Bonsoir et je vous remercie de m'avoir fait connaître ce "viejo y distinguido senõr". C'est un cadeau qui enrichi les autres que cette aventure de Mediapart nous réserve ! Merci !
Le 22 février 1939 Antonio Machado est mort à Collioure dans les Pyrénées-Orientales. Et soixante-dix ans après, une marche symbolique a réuni "1 500 marcheurs dans les pas des Républicains espagnols" pour clôturer l'anniversaire de la retirada (la retraite). Avec notamment Vicente Vicente de 101 ans, et Anne Hidalgo Adjointe au maire de Paris, fille de républicain espagnol, qui au milieu de quatre générations d'Espagnols et de Français d'origine espagnole ont par ce "camino" rendu hommage aux réfugiés d'alors. Hier, Paco Ibañez le chanteur des poètes et des résistants leur a rendu hommage sur place. Un recueillement sur la tombe du poète a eu lieu dans ce cimetière "dépôt de messages d'espoir ...et de poésie"! ** la retirada «En 1939, 500 000 Espagnols pourchassés par des militaires factieux et fascistes ont quitté leur pays en quelques semaines pour se réfugier en France. Tous ou presque ont échoué dans notre région. Une vague d’humanité terrorisée, annonciatrice des grands massacres qu’allaient perpétrer d’autres Européens pratiquant la même idéologie que les bourreaux franquistes.»[...] José Lozano source : le journal de Perpignan du 22 février 2009, http://www.lindependant.com
Et à Collioure, il logeait dans une pension de famille tenue par la famille Quintana... Si me quieres escribir, ya tenes mi paradero... Machado, Ibañez, muchas gracias, Arthur, votre billet me parle énormément !
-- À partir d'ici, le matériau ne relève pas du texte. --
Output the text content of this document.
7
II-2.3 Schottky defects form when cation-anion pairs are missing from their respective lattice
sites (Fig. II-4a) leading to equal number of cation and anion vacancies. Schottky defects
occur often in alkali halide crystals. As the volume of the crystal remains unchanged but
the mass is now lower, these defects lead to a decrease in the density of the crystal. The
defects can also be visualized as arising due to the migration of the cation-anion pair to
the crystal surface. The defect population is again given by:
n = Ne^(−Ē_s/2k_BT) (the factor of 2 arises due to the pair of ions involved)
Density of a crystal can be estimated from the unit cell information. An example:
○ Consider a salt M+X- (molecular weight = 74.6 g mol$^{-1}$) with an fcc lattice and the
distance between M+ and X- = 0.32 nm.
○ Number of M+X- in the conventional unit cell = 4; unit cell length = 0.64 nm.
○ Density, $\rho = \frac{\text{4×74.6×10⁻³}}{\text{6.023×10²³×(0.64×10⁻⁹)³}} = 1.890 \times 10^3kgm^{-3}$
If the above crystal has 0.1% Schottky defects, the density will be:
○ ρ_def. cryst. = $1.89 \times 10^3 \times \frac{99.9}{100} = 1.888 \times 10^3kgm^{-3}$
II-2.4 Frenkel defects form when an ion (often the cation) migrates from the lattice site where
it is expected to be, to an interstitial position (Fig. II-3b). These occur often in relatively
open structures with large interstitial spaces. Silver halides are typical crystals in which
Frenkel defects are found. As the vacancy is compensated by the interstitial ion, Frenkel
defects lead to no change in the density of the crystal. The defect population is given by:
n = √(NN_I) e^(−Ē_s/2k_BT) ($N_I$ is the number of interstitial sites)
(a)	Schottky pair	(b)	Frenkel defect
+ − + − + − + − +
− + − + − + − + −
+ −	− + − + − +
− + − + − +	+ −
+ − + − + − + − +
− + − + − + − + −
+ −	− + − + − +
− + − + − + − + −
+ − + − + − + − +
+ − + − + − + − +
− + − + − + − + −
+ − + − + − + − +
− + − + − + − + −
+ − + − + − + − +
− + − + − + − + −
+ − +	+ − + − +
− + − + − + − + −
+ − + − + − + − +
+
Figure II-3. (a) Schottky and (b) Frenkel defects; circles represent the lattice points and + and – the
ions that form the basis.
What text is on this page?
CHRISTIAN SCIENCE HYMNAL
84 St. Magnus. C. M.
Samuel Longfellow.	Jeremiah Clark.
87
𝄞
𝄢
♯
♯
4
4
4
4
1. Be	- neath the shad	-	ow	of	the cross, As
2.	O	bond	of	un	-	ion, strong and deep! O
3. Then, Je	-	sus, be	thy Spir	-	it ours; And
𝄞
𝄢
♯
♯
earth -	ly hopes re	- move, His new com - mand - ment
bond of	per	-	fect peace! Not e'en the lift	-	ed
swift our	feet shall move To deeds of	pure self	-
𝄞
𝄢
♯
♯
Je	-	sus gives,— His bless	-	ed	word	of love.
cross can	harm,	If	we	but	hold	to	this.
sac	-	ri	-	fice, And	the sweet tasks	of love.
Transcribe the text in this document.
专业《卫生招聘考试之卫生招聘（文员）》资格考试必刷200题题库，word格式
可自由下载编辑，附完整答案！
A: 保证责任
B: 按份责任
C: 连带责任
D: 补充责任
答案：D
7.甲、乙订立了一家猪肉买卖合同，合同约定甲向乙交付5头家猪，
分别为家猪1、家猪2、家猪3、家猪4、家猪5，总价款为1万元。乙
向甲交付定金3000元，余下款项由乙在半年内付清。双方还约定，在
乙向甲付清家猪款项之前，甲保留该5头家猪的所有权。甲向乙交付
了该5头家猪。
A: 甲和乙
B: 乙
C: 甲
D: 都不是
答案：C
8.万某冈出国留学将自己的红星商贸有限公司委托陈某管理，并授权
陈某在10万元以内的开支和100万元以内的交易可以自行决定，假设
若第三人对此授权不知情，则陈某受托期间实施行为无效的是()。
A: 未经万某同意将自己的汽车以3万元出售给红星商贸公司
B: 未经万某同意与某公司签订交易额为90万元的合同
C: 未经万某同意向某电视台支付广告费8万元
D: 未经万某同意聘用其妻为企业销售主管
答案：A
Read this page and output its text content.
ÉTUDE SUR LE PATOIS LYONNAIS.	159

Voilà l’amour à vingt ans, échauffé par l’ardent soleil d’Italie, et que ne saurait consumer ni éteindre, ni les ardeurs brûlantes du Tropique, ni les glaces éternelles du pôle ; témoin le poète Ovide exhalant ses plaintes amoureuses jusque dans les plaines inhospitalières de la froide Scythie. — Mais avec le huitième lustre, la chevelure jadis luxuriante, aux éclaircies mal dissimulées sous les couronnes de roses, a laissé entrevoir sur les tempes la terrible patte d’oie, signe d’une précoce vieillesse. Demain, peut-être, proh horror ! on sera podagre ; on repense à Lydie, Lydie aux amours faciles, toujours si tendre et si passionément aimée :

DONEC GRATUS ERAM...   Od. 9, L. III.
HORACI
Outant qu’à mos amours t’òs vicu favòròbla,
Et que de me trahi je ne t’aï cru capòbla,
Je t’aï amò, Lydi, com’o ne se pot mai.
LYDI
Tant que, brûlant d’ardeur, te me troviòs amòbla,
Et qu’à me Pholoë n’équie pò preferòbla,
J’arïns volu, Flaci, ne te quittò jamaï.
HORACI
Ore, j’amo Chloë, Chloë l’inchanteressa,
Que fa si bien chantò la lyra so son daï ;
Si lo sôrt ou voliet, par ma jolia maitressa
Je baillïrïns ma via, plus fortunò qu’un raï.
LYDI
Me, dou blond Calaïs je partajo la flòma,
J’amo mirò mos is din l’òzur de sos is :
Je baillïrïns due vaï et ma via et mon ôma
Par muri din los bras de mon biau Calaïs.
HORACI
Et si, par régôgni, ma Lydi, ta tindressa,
merci à tous... "En marchant se construit le chemin, Et en regardant en arrière On voit la sente que jamais On ne foulera à nouveau. Marcheur, il n'y a pas de chemin, Seulement des sillages sur la mer."
@ grain de sel et Fantie B. vos remarques me font dire combien le combat de ces réfugiés nous ont construit ... et instruit! Paco Ibañez a chanté plusieurs poèmes de Machado dont "un enfant qui rêvait": * Era un niño que soñaba un caballo de carton. Abria los ojos del niño el cabalito no vio. . Con un cabalito blanco el niño volvia a soñar; y por la crin la cogia... Ahora no te escaparas! . Apenas lo hubo cogido, el niño se desperto. Tenia el puño cerrado, El caballito vala! . Se puso el niño muy serio pensando que no es verdad un cabalito soñado. Y ya no volvia a soñar. . Pero el niño se hizo mozo y el mozo tuvo un amor, y a su amada le decia: Tu eres de verdad o no ? . Cuando el mozo se hizo viejo pensaba : todo es soñar, el cabalito soñado y el cabalito de verdad. . Y cuando vino la muerte, el viejo a su corazon perguntaba: Tu eres sueño? Quién sabe si desperto? ** (je n'ai pas trouvé de vidéo avec la chanson)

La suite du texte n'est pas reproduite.